Abnormal drooling in cats
If your cat drools frequently, or if it cannot be associated with satisfaction or food, then there may be health problems. Take all cats to the vet for a routine health check at least once a year, even if they look healthy. Veterinarians can often spot problems before your cat has symptoms.
If you experience abnormal drooling during routine veterinary visits, you should contact your veterinarian immediately. Most likely your cat needs to be checked. There are many health problems that can cause cats to drool.
Oral and dental diseases
Cats have various oral and dental problems until they cause pain. This pain often causes cats to secrete excessive saliva. Mouth ulcers, tooth damage, gum disease, absorptive damage, and infections are some of the well-known causes of drooling in cats.
Your veterinarian will examine your cat’s mouth to look for signs of dental and oral problems. If you find a dental disease, the veterinarian may recommend that you use possible tooth extraction methods for professional tooth cleaning. This operation must be performed under general anesthesia.

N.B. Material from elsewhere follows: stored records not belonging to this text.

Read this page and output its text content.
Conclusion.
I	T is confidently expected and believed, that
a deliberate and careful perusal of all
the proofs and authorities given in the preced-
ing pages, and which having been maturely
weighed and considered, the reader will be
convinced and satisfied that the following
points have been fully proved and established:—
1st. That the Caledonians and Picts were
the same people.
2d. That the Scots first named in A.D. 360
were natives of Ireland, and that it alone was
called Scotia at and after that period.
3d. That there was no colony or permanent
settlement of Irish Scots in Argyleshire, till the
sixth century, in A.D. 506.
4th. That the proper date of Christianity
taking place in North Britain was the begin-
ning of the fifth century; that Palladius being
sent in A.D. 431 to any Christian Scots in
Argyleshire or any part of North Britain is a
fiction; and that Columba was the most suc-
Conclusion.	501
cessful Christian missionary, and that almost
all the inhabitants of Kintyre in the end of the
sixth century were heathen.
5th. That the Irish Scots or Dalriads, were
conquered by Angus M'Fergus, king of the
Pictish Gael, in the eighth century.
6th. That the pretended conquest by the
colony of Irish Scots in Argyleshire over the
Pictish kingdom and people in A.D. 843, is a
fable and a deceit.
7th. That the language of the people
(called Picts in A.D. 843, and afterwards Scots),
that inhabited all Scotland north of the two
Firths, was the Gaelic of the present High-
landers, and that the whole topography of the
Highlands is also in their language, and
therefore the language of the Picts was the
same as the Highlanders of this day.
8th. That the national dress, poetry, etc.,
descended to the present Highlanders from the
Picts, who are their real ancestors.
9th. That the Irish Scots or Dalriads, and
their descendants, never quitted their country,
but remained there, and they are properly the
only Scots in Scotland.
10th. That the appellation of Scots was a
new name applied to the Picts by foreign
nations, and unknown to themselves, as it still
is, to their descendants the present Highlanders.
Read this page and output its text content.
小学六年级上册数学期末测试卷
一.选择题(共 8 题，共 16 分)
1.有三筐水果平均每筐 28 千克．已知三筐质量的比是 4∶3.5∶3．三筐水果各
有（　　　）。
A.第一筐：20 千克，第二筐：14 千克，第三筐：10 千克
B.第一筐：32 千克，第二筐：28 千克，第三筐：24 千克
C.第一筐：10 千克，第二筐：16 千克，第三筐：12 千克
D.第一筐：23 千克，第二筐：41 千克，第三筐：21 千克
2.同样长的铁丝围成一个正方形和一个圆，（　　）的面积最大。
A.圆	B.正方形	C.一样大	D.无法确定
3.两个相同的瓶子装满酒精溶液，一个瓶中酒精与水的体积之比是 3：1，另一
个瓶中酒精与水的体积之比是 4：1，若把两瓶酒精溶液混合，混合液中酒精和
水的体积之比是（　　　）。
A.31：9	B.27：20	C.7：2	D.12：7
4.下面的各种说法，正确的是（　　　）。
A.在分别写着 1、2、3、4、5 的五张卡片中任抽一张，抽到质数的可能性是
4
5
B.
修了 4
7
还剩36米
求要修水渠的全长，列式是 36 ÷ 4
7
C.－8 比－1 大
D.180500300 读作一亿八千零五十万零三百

Medications may or may not be needed to treat dental and oral problems in cats.
Cats with nausea or vomiting often drool a lot. There are many reasons for cats’ nausea and vomiting, such as kidney disease, liver disease, and gastrointestinal inflammation. If your cat looks nauseous, vomiting, or loses appetite, it is best to see the vet.
After the examination, the veterinarian may recommend that you do laboratory work to better observe organ function, blood cells and urine content. These results help determine the next step in the diagnosis and treatment plan.
Cats licking, chewing, or ingesting toxic substances can produce excessive saliva. This includes poisonous plants, corrosive chemicals and poisonous food. If you suspect that your cat has been exposed to a toxic substance, go to the nearby open veterinarian immediately.
If your cat has something stuck in its mouth, it is likely to drool. Rope is a common oral foreign body, but other possibilities include toy parts and even grass. If you see a rope hanging from the cat’s mouth, don’t pull it out. The rope may be wrapped around something in the stomach or intestines, and pulling the rope can cause serious injury. Instead, go to the nearest veterinarian’s office.
If you see something else in your cat’s mouth, be careful before trying to remove it. Not only will you cause further damage to your cat, you may also be bitten! It is best to go to the veterinarian for an oral foreign body examination.
Oral injury usually leads to excessive saliva production. Cats that have eaten electrical wires may burn their mouths and cause drooling. A cat injured by a cat may have a broken jaw, causing drooling. Cats suffer from oral injuries due to fights and often drool. You may not see signs of injury outside, but drooling is a sign that you should go to the vet.
If your cat is drooling and you cannot find an obvious normal cause, please contact your veterinarian. Cats are experts in hiding diseases. They often do not show a problem before they feel very uncomfortable. When in doubt, don’t wait. Call the veterinarian.